Venue: Prospect, San Francisco
Serving: Doc Brown, a barrel-aged cocktail

Barrel-aged cocktails have been around since the 19th century. In fact, in Jerry Thomas's Bar-tenders Guide (published in 1862) , the man often referred to as the "father of American mixology" makes reference to a "Bottled Cocktail," made using a base of brandy, and also includes recipes for versions using gin and bourbon, as well as essence and punch recipes specifically for bottling. Bartenders around the country have been experimenting with barrel-aged cocktails for a few years, and the trend only continues to grow.

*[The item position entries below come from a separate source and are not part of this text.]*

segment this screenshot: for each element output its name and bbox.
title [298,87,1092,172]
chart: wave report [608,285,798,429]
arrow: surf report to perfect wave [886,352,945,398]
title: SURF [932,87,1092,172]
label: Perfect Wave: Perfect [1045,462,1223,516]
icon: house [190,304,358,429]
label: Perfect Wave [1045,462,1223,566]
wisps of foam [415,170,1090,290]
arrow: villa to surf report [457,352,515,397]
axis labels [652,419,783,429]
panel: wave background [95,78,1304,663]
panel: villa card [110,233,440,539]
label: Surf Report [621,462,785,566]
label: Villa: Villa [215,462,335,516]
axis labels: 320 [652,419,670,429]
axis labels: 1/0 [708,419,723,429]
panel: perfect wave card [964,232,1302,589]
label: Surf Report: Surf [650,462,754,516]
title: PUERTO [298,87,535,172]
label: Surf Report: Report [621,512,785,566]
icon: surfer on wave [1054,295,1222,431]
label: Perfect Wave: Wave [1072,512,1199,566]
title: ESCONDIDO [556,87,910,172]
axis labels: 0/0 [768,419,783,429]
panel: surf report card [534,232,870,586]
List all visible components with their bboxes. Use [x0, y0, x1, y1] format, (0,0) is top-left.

At Prospect restaurant in San Francisco, Bar Director Davin Affrunti sees a sustained interest in barrel-aged cocktails. In a program he calls "28 Days Later," a reference to the length of time his cocktails are aged in sherry casks before they are ready for consumption, Davin is creating new riffs on classic cocktails. The barrel-aging adds depth and complexity to his concoctions. The restaurant's current offering is a Doc Brown ($12), a blend of gin, dry vermouth, Cynar and Domaine de Canton Ginger Liqueur, stirred with sage for a hint of herbaceousness.

Next up at Prospect this winter is a barrel-aged cocktail named Voyage Ink, which will feature white rum, spiced rum, Cardamaro Amaro, and Woodford Reserve Spiced Cherry Bitters.  When it comes out of the barrel, the cocktail will be stirred with a bar spoon of housemade Autumn Spiced Syrup, and finished with orange zest.

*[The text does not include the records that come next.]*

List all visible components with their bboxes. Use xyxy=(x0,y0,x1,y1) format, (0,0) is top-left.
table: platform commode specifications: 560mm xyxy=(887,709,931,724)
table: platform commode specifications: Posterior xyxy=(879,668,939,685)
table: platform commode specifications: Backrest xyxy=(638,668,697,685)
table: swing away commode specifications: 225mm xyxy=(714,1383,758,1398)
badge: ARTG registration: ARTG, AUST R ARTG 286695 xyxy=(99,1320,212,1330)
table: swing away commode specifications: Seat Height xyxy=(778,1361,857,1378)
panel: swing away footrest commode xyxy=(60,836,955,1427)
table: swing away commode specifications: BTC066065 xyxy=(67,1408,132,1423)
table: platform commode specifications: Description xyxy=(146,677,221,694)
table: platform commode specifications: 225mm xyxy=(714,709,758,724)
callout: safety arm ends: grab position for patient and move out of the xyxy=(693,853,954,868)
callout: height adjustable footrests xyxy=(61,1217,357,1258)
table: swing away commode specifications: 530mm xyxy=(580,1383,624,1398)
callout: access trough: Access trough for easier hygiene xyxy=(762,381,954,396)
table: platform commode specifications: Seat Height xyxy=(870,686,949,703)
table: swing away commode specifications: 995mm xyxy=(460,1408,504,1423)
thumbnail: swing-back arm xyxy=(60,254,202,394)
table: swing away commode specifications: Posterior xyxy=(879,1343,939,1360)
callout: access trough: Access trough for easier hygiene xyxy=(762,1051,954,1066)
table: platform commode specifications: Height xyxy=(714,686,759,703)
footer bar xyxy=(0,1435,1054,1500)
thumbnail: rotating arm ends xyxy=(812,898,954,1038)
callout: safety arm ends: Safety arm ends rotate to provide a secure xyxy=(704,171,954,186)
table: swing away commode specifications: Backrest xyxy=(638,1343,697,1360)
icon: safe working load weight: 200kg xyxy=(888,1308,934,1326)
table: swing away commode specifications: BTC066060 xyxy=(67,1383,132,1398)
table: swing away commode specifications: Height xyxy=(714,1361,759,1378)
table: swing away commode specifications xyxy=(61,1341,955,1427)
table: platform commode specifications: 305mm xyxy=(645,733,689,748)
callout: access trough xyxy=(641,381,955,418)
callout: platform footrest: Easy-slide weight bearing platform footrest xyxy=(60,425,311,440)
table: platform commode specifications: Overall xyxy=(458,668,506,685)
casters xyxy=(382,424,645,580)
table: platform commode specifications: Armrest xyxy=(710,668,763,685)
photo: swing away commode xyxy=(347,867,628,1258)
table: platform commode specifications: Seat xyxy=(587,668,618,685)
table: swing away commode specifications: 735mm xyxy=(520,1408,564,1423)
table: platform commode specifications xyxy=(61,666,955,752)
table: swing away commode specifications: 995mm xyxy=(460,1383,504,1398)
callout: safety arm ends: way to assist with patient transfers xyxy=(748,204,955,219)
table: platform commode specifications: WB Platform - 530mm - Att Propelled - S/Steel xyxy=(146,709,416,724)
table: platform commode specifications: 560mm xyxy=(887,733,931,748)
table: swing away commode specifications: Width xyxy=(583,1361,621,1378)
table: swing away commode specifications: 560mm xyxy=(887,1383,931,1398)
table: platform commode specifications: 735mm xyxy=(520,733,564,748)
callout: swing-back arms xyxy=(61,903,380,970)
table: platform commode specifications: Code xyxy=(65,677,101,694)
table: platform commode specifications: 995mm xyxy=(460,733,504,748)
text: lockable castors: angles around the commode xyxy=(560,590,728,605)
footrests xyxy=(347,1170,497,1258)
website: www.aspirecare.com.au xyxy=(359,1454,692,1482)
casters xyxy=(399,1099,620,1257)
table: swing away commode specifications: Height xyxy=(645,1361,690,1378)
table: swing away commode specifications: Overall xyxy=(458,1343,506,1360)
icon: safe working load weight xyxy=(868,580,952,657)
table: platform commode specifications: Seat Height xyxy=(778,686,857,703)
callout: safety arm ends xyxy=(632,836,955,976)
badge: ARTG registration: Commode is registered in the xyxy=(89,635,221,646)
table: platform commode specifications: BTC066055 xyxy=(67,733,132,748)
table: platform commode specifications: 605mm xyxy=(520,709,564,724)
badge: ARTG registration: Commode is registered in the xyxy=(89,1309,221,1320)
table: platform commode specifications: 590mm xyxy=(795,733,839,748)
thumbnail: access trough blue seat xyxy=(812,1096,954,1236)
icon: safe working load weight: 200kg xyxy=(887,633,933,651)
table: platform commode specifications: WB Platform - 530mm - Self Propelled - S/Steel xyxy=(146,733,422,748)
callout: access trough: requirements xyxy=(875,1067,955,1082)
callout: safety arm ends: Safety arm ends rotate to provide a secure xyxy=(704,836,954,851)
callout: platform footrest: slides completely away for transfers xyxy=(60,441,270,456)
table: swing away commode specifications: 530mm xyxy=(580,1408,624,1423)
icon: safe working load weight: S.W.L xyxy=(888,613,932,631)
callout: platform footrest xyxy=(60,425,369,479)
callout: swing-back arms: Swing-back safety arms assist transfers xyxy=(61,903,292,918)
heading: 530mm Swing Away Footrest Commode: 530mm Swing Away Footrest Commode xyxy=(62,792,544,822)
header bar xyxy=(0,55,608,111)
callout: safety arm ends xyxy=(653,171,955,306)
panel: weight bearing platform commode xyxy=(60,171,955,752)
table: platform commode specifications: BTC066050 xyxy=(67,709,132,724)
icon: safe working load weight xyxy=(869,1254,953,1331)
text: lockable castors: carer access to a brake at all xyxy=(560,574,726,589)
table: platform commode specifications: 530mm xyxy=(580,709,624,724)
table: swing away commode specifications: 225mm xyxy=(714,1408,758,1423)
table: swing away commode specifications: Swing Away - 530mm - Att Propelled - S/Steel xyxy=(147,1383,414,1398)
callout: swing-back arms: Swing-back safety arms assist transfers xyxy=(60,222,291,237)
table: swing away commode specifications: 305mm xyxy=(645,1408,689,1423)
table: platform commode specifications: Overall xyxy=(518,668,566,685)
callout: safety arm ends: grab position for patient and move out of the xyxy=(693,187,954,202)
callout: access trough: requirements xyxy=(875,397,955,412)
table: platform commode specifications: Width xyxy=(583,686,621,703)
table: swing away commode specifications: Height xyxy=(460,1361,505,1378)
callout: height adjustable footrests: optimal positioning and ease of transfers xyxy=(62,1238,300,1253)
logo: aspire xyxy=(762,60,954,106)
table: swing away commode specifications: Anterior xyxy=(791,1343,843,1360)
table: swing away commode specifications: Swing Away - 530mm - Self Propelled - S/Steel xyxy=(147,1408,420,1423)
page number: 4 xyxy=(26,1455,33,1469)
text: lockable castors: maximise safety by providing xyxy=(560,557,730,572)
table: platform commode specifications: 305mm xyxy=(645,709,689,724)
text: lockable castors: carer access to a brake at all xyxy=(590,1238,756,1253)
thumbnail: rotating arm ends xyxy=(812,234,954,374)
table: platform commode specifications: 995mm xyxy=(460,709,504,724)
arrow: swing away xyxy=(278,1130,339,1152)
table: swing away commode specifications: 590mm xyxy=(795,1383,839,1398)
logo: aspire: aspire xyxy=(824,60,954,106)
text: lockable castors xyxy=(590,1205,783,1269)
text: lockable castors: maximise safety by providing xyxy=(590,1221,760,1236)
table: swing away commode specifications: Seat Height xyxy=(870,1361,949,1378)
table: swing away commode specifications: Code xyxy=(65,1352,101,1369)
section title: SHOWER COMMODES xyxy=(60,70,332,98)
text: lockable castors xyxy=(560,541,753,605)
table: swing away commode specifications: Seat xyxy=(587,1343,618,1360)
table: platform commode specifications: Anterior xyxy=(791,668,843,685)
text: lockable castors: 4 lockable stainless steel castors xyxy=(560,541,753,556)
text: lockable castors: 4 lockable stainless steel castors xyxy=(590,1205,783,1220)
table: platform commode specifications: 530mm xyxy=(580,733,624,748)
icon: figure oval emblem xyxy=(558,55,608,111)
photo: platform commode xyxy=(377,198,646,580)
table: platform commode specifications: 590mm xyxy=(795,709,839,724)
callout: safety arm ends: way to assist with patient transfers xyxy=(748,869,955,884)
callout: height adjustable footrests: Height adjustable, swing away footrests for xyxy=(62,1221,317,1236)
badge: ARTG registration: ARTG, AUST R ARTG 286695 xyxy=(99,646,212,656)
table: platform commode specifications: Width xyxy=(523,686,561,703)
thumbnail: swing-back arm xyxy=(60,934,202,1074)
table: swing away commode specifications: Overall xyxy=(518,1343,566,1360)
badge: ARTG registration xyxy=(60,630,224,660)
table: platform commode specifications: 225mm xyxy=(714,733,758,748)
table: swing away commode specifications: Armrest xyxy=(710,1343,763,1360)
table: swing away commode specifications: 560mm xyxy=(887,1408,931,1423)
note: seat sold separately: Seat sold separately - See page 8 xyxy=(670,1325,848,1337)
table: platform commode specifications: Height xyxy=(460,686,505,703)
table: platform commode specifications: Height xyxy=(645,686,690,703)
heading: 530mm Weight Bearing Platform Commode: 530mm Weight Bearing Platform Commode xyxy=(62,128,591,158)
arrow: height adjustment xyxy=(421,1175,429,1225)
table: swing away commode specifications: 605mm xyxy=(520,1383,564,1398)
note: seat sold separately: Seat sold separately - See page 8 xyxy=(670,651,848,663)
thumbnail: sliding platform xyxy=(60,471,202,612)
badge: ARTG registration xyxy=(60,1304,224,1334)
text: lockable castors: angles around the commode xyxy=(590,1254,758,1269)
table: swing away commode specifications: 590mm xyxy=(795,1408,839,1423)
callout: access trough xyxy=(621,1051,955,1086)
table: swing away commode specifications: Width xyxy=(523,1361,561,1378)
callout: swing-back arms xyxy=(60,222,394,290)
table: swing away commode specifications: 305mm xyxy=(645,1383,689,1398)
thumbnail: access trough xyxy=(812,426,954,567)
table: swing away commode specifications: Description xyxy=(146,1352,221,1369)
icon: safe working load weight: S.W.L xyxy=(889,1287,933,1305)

  • For those adventurous enough to try barrel-aging at home, Davin offers his DIY tips:
  • Do not include citrus or syrups in the barrel. Both have a shelf life, and will spoil the batch.
  • Fill the barrel completely. Oxidation, which is relative to surface area exposed to air, can cause you to lose product. The fuller the barrel, the less you will lose.  This is very similar to the techniques used in winemaking, and since fortified wine products such as vermouth are often used in barrel-aging, the same precautions need to be taken.
  • Taste often, several times a week. Your palate will tell you when it is ready. The smooth, oaky roundness will be detected.
  • Be patient. Some cocktails may only need 3 weeks, others may need 3 months.  And don't be discouraged if a batch turns out disappointing. This can always be doctored later on with bitters, syrups, citrus, etc.
  • When it is ready, always fine strain.